Technical, Performance, and Reliability Tests
These tests address the behavior of the system as it is installed and examine qualities like performance, load, and security.
- I was directed to install a system on a plant computer that also hosted a database server. My system threw an alarm whenever it was not able to run within a certain period of time, and the alarms started showing up for a few minutes at a time two or three times a day. My system’s event logs told me when the events happened, but couldn’t tell me why. I figured out that the Performance Monitor program in Windows can archive the performance of a wide range of system resources and after a day or so I was able to figure out that a particular function of the database’s operation consumed so much CPU and disk I/O that little else was able to run. I ended up installing my suite of programs on a different computer that wasn’t hosting any processes that consumed too many resources.
- The pulping systems I supported were contractually required to be in operation 95% of the time. I helped create a different system that was allowed a specified maximum amount of downtime.

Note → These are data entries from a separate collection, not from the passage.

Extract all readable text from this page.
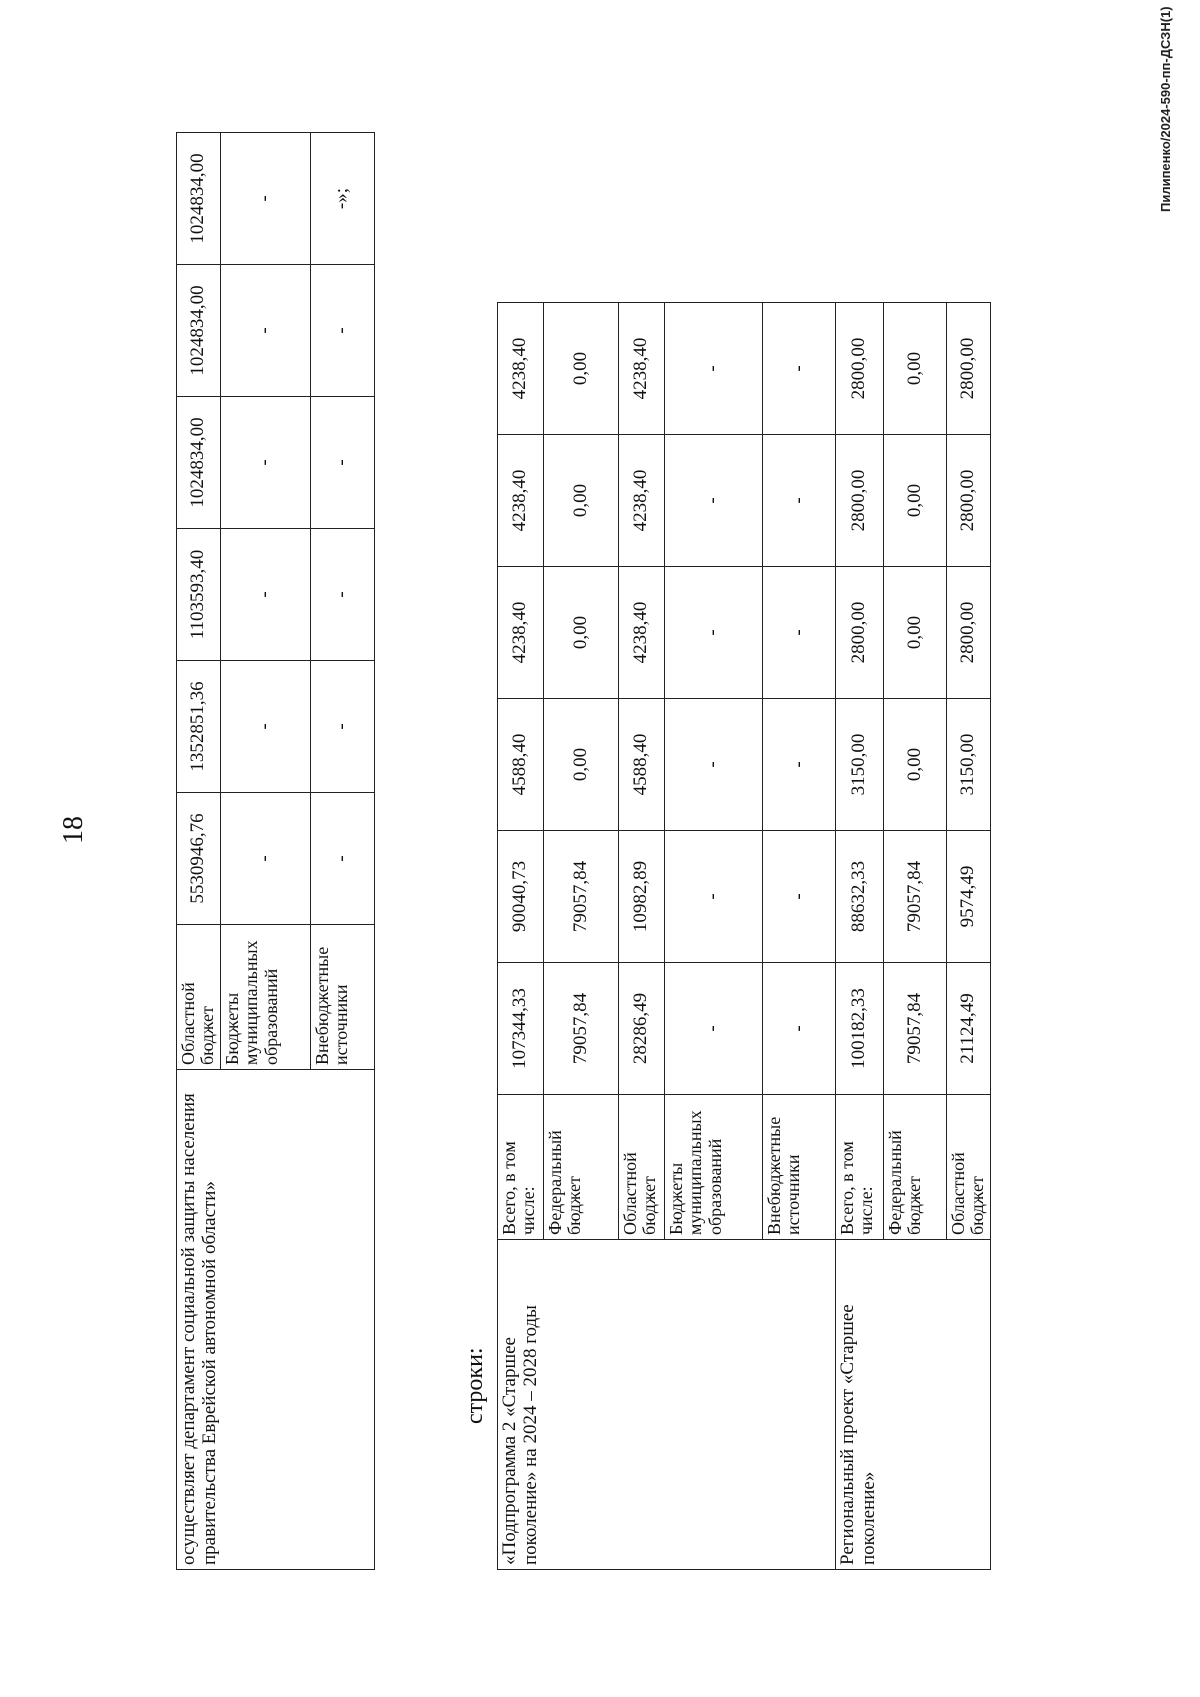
18
осуществляет департамент социальной защиты населения правительства Еврейской автономной области»	Областной бюджет	5530946,76	1352851,36	1103593,40	1024834,00	1024834,00	1024834,00
	Бюджеты муниципальных образований	-	-	-	-	-	-
	Внебюджетные источники	-	-	-	-	-	-»;
строки: «Подпрограмма 2 «Старшее поколение» на 2024 – 2028 годы	Всего, в том числе:	107344,33	90040,73	4588,40	4238,40	4238,40	4238,40
	Федеральный бюджет	79057,84	79057,84	0,00	0,00	0,00	0,00
	Областной бюджет	28286,49	10982,89	4588,40	4238,40	4238,40	4238,40
	Бюджеты муниципальных образований	-	-	-	-	-	-
	Внебюджетные источники	-	-	-	-	-	-
Региональный проект «Старшее поколение»	Всего, в том числе:	100182,33	88632,33	3150,00	2800,00	2800,00	2800,00
	Федеральный бюджет	79057,84	79057,84	0,00	0,00	0,00	0,00
	Областной бюджет	21124,49	9574,49	3150,00	2800,00	2800,00	2800,00
Пилипенко/2024-590-пп-ДСЗН(1)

- Other systems I installed were expected to run more or less forever, though it was a good idea to reboot them during down periods. The systems I wrote for the steel industry had limited hard drive space that was easy to fill up with historical archive files. My solution was to add a process which periodically erased any such files above a certain age. The plant personnel were in charge of saving the relevant data to a more permanent location before it was lost.
The bottom line is that systems have to meet a wide range of logical and usability requirements and a wide range of test procedures are needed to examine each. The more tools there are in the tester’s toolbox the more quickly, completely, and accurately they’re going to be able to ensure they’ve got it right.